2024 yazında kamuoyuna büyük sanayi hamlesi olarak duyurulan Çin merkezli BYD’nin elektrikli otomobil fabrikası yatırımı, aradan geçen 1,5 yıla rağmen sahada görünür bir ilerlemeye dönüşmüş değil.
Açıklanan çerçeve iddialıydı: 2026’da seri imalat, milyar dolarlık yatırım, yüzbinlerce araçlık üretim kapasitesi, istihdam ve Ar-Ge merkezi vaatleri. Ancak bugün gelinen noktada, yatırımın fiilî ilerleyişi ile kamuoyuna açıklanan hedefler arasındaki mesafe dikkat çekiyor.
2024 Temmuz ayında BYD fabrikası için Manisa Organize Sanayi Bölgesi’nde yaklaşık 160 hektarlık arazi tahsis edildi. Aynı dönemde Çin menşeli elektrikli araçlara getirilen ilave gümrük vergileri ve ek mali yükümlülüklerden, yatırım taahhüdü karşılığında BYD muaf tutuldu. Bu düzenleme, Türkiye’ye doğrudan üretim yatırımı çekme hedefiyle savunuldu. Ancak aradan geçen sürede Manisa’daki arazide kamuoyuna yansıyan belirgin bir inşaat faaliyeti başlamazken, BYD’nin Türkiye’ye yönelik otomobil ithalatı devam etti.
Tartışmanın merkezinde de bu denge yer alıyor: Yatırım sahada henüz somutlaşmamışken, sağlanan vergi avantajlarının nasıl ve hangi kriterlerle denetlendiği.
Teşvikler devrede, sahada ise hâlâ soru işaretleri var.
Son haftalarda kamuoyuna yansıyan “BYD’nin fabrika inşaatına başlamadığı gerekçesiyle ithalatının durdurulduğu” iddialarına Ticaret Bakanlığı’ndan yalanlama geldi. Ticaret Bakanı Ömer Bolat, gümrüklerde BYD’ye yönelik genel bir ithalat engeli bulunmadığını, yaşanan bazı aksaklıkların kontenjan aşımı ve teminat yükümlülükleriyle ilgili teknik süreçlerden kaynaklanmış olabileceğini ifade etti. Vergi muafiyetleri kapsamında sağlanan teşvikler için teminat mektubu verilmesinin zorunlu olduğunu da vurguladı.
Tartışma neden sürüyor?
Çünkü mesele yalnızca gümrüklerde araçların bekletilip bekletilmemesi değil; teşvik-yükümlülük ilişkisinin sahada nasıl çalıştığı. BYD, Manisa’daki yatırım sahasında kamuoyuna yansıyan belirgin bir inşaat faaliyeti başlatmamışken Türkiye pazarına araç ithalatını sürdürdü.
BYD, Türkiye örneğinde;
• Proje takvimine ilişkin ayrıntılı ve bağlayıcı bir plan kamuoyu ile paylaşılmadı.

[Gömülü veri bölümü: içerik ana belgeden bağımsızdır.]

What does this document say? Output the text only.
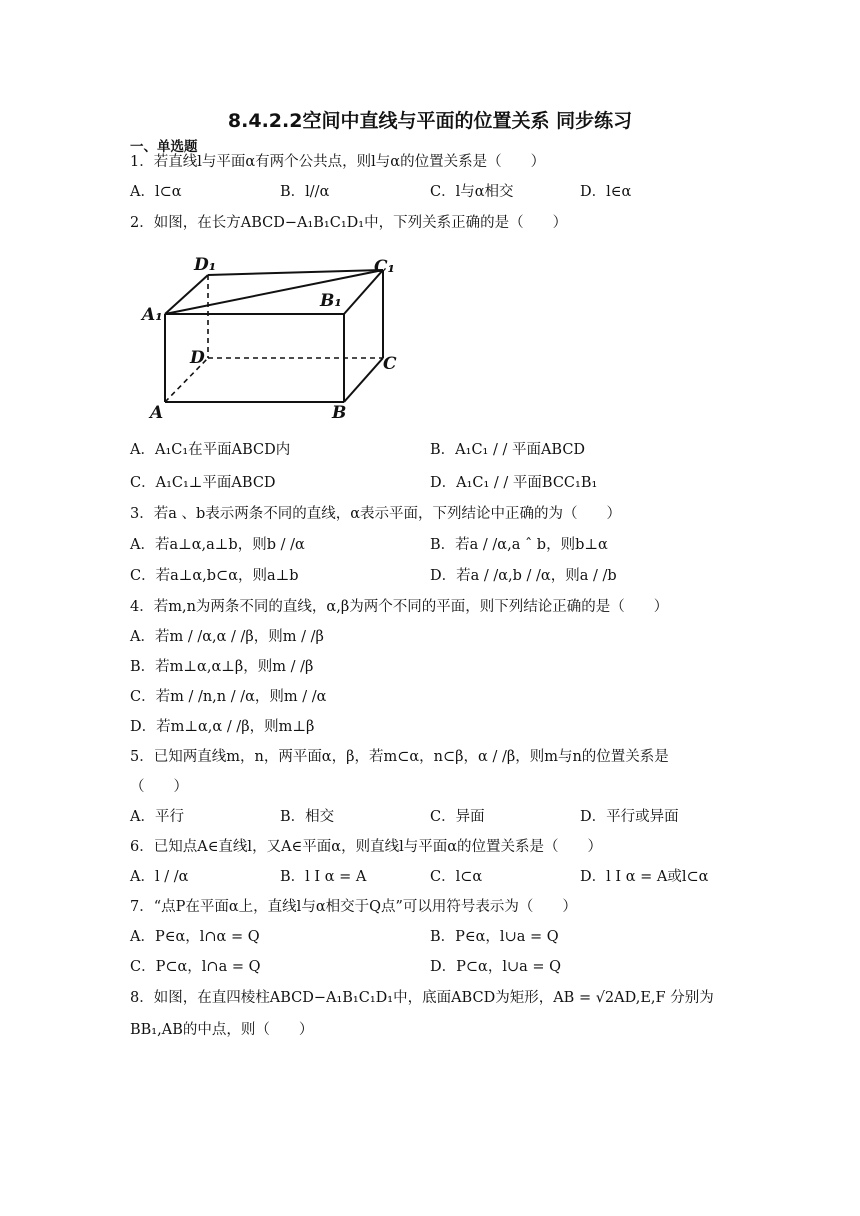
8.4.2.2空间中直线与平面的位置关系 同步练习
一、单选题
1．若直线l与平面α有两个公共点，则l与α的位置关系是（　　）
A．l⊂α	B．l//α	C．l与α相交	D．l∈α
2．如图，在长方ABCD−A₁B₁C₁D₁中，下列关系正确的是（　　）
D₁	C₁
B₁
A₁
D	C
A	B
A．A₁C₁在平面ABCD内	B．A₁C₁ / / 平面ABCD
C．A₁C₁⊥平面ABCD	D．A₁C₁ / / 平面BCC₁B₁
3．若a 、b表示两条不同的直线，α表示平面，下列结论中正确的为（　　）
A．若a⊥α,a⊥b，则b / /α	B．若a / /α,a ˆ b，则b⊥α
C．若a⊥α,b⊂α，则a⊥b	D．若a / /α,b / /α，则a / /b
4．若m,n为两条不同的直线，α,β为两个不同的平面，则下列结论正确的是（　　）
A．若m / /α,α / /β，则m / /β
B．若m⊥α,α⊥β，则m / /β
C．若m / /n,n / /α，则m / /α
D．若m⊥α,α / /β，则m⊥β
5．已知两直线m，n，两平面α，β，若m⊂α，n⊂β，α / /β，则m与n的位置关系是
（　　）
A．平行	B．相交	C．异面	D．平行或异面
6．已知点A∈直线l，又A∈平面α，则直线l与平面α的位置关系是（　　）
A．l / /α	B．l I α = A	C．l⊂α	D．l I α = A或l⊂α
7．“点P在平面α上，直线l与α相交于Q点”可以用符号表示为（　　）
A．P∈α，l∩α = Q	B．P∈α，l∪a = Q
C．P⊂α，l∩a = Q	D．P⊂α，l∪a = Q
8．如图，在直四棱柱ABCD−A₁B₁C₁D₁中，底面ABCD为矩形，AB = √2AD,E,F 分别为
BB₁,AB的中点，则（　　）
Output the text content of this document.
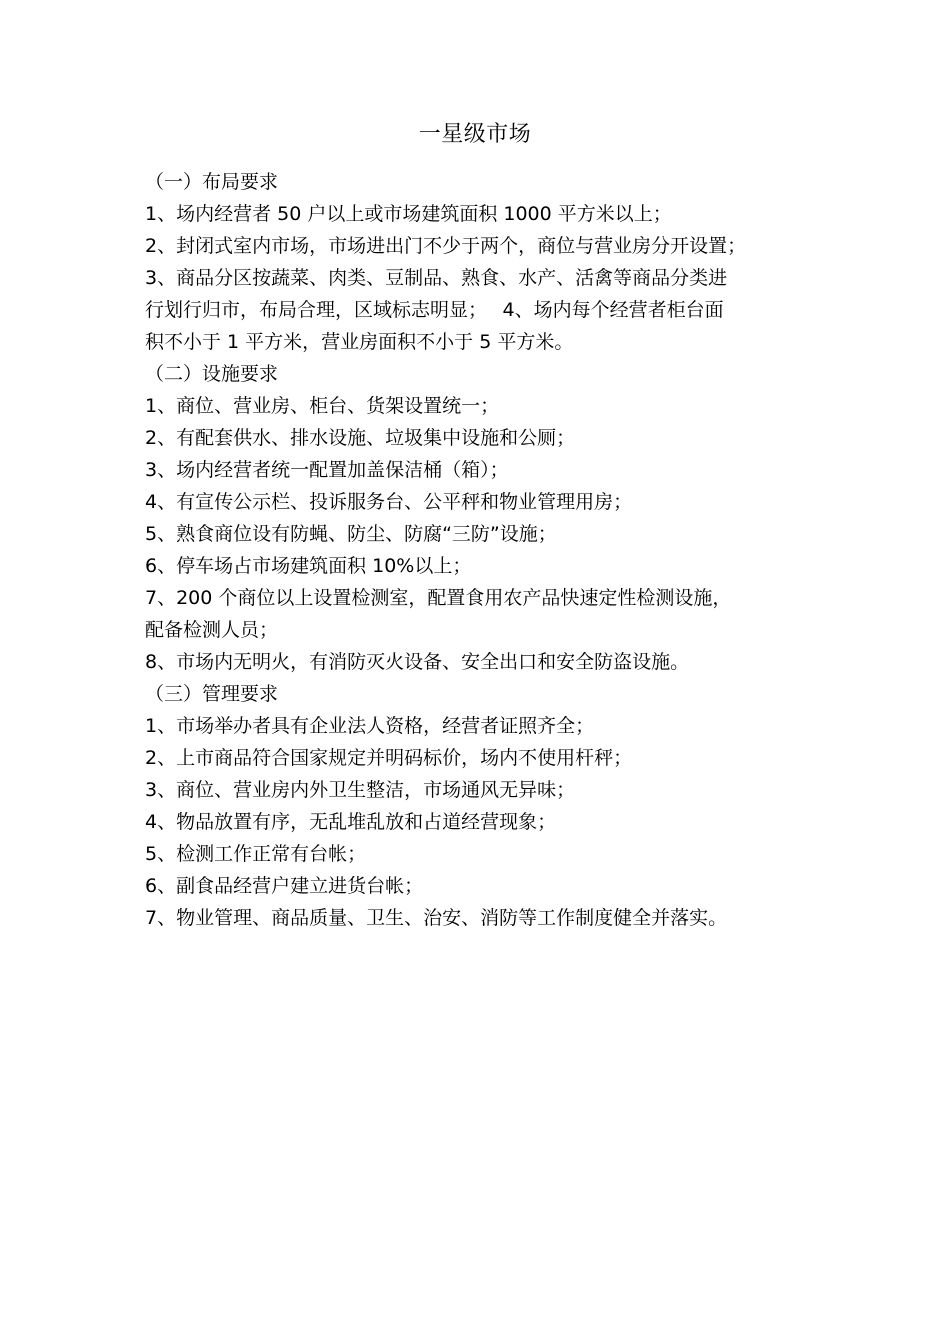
一星级市场
（一）布局要求
1、场内经营者 50 户以上或市场建筑面积 1000 平方米以上；
2、封闭式室内市场，市场进出门不少于两个，商位与营业房分开设置；
3、商品分区按蔬菜、肉类、豆制品、熟食、水产、活禽等商品分类进
行划行归市，布局合理，区域标志明显；　 4、场内每个经营者柜台面
积不小于 1 平方米，营业房面积不小于 5 平方米。
（二）设施要求
1、商位、营业房、柜台、货架设置统一；
2、有配套供水、排水设施、垃圾集中设施和公厕；
3、场内经营者统一配置加盖保洁桶（箱）；
4、有宣传公示栏、投诉服务台、公平秤和物业管理用房；
5、熟食商位设有防蝇、防尘、防腐“三防”设施；
6、停车场占市场建筑面积 10%以上；
7、200 个商位以上设置检测室，配置食用农产品快速定性检测设施，
配备检测人员；
8、市场内无明火，有消防灭火设备、安全出口和安全防盗设施。
（三）管理要求
1、市场举办者具有企业法人资格，经营者证照齐全；
2、上市商品符合国家规定并明码标价，场内不使用杆秤；
3、商位、营业房内外卫生整洁，市场通风无异味；
4、物品放置有序，无乱堆乱放和占道经营现象；
5、检测工作正常有台帐；
6、副食品经营户建立进货台帐；
7、物业管理、商品质量、卫生、治安、消防等工作制度健全并落实。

• İnşaat sürecinin hangi aşamada olduğuna dair düzenli ve doğrulanabilir raporlar yayımlanmadı.
• Yerli tedarik, istihdam ve Ar-Ge hedefleri ölçülebilir göstergelere bağlanmadı.
Tüm bunlara karşın teşvik mekanizması teknik olarak işlemeye devam etti. Bu tablo; kamuoyunda yalnızca tek bir şirketin yatırım performansını değil, Türkiye’de büyük ölçekli sanayi teşviklerinin hangi ölçütlerle izlendiğini de yeniden tartışmaya açtı. Yatırım vaatlerinin ne zaman ve hangi aşamada bağlayıcılık kazandığı, teşviklerin hangi noktada geri çağrılabileceği ve kamunun bu süreci nasıl denetlediği soruları, BYD örneği üzerinden daha görünür hâle geldi.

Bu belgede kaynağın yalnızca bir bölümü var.